Mengingat hari sudah semakin sore, Somad mempercepat langkahnya. Sendal jepit lusuh tak membuat ia kesulitan melangkah, begitu juga karena berat badan Kartini yang ringan.

Akhirnya ia sampai di hamparan kebun teh. Kebun teh ini merupakan tempat yang penting di desa tempat Somad tinggal. Mayoritas masyarakat desa memilih untuk menjadi petani teh. Dan sekarang Somad akan melewati hamparan hijau yang memiliki wangi khas tersebut.

Langkah Somad langsung terhenti.

Dari kejauhan ia melihat beberapa orang pria. Mereka berbadan kekar, memakai celana jeans dan kaos oblong berwarna gelap. Di antara mereka, berdiri seseorang yang sangat tak asing lagi bagi Somad.

Pria tersebut memiliki kumis tipis, dan jenggot tipis. Memiliki rahang yang kuat, bentuk kepalanya sedikit bulat. Matanya awas dan tajam, seakan-akan orang yang melihatnya langsung kaku di tempat. Hidungnya lebar dan ada tahi lalat tepat di samping kanan batang hidungnya. Badannya besar namun tidak gendut. Ukuran lengannya sebelas duabelas dengan gorila. Ia memakai kemeja hijau kotak-kotak dengan jaket kulit cokelat di luarnya. Dan lengkap sudah fashionnya setelah ditambah dengan topi berburu. Cara berdirinya seperti seorang jenderal yang akan memarahi bawahannya. Tentu saja, ada belati yang dijepit oleh saku celananya.

Jumlah mereka semua ada 6 orang, dan masing-masing mereka memiliki senjata seperti pentungan, tongkat, bahkan ada yang membawa golok. Sorot mata mereka penuh dengan amarah yang membakar.

Jantung Somad dipompa dengan hebat. Tentu saja dia memahami situasi yang sedang terjadi. Tanpa pikir panjang, ia langsung berbelok dan berlari menjauh dari mereka.

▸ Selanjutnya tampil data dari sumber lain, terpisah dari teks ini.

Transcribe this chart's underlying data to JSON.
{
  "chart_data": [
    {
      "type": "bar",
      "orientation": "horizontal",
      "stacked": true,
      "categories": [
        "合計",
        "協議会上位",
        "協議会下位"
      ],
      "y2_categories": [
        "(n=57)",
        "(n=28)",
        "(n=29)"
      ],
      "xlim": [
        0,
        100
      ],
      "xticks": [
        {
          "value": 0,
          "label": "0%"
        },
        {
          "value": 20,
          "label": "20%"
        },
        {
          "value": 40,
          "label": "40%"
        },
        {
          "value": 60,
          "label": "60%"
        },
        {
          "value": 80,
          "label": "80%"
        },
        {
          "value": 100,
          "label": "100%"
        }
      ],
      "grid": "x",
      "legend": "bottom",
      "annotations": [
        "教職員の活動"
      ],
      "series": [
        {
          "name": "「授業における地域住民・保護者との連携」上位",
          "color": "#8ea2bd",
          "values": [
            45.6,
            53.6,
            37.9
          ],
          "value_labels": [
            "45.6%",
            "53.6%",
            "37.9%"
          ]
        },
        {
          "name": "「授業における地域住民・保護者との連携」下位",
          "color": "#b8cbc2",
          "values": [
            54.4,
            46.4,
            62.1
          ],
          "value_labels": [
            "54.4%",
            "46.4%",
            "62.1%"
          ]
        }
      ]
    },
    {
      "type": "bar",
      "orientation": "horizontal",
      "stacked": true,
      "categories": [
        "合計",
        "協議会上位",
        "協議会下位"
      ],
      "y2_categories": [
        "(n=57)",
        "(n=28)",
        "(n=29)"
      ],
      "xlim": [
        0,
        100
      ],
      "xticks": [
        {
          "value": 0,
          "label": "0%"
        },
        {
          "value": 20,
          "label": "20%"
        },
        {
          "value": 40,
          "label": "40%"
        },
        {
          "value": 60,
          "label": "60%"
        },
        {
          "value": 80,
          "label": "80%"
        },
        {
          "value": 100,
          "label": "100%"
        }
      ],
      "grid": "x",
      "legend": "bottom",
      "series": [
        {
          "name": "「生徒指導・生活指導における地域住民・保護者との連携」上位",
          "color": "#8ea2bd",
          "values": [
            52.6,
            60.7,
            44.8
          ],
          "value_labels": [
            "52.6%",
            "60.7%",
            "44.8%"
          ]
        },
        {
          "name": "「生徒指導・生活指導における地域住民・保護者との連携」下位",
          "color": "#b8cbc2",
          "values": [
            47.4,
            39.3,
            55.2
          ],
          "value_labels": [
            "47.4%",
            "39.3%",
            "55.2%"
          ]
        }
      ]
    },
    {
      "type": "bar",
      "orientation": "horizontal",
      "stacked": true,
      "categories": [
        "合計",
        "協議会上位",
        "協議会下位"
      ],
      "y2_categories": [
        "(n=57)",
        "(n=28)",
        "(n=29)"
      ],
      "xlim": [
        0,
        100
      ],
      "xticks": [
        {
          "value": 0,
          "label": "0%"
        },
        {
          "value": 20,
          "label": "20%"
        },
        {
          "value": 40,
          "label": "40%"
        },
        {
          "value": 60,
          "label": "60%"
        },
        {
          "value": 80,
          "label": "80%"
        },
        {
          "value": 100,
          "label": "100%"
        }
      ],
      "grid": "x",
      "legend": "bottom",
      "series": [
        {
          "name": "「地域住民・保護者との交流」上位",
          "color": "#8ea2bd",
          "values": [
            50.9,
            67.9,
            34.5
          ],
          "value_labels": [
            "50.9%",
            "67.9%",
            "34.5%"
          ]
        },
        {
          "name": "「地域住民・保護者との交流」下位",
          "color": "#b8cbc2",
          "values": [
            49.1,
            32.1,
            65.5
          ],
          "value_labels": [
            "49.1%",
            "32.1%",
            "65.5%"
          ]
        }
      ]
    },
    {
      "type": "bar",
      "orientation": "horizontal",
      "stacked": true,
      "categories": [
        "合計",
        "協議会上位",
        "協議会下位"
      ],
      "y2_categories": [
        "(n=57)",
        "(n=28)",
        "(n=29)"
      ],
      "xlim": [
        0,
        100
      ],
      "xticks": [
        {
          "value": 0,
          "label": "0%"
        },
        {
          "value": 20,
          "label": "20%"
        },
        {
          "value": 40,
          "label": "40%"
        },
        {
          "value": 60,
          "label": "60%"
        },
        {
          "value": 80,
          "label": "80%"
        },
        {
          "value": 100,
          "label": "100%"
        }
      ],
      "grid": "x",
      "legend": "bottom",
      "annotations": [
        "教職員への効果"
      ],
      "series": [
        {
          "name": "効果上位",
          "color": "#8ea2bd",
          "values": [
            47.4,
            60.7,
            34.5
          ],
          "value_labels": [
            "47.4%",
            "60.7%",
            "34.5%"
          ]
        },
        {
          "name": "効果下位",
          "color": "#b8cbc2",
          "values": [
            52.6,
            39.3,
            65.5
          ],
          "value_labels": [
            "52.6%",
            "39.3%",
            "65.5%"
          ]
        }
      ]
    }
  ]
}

Kelompok pria tersebut menyadarinya dan langsung berlari mengejar, setelah menerima perintah dari pria berkumis tipis.

Somad terus berlari dan berlari tanpa menoleh kebelakang. Tetapi ia masih mampu mendengar derap langkah pria-pria berotot itu. Ia tahu pasti apa alasan yang membuat ini semua terjadi. Alasan yang selalu menghantui dia semenjak berurusan dengan pria gempal berkumis tipis tersebut. Somad tentu ingat pesan dari pria tersebut tepat seminggu yang lalu.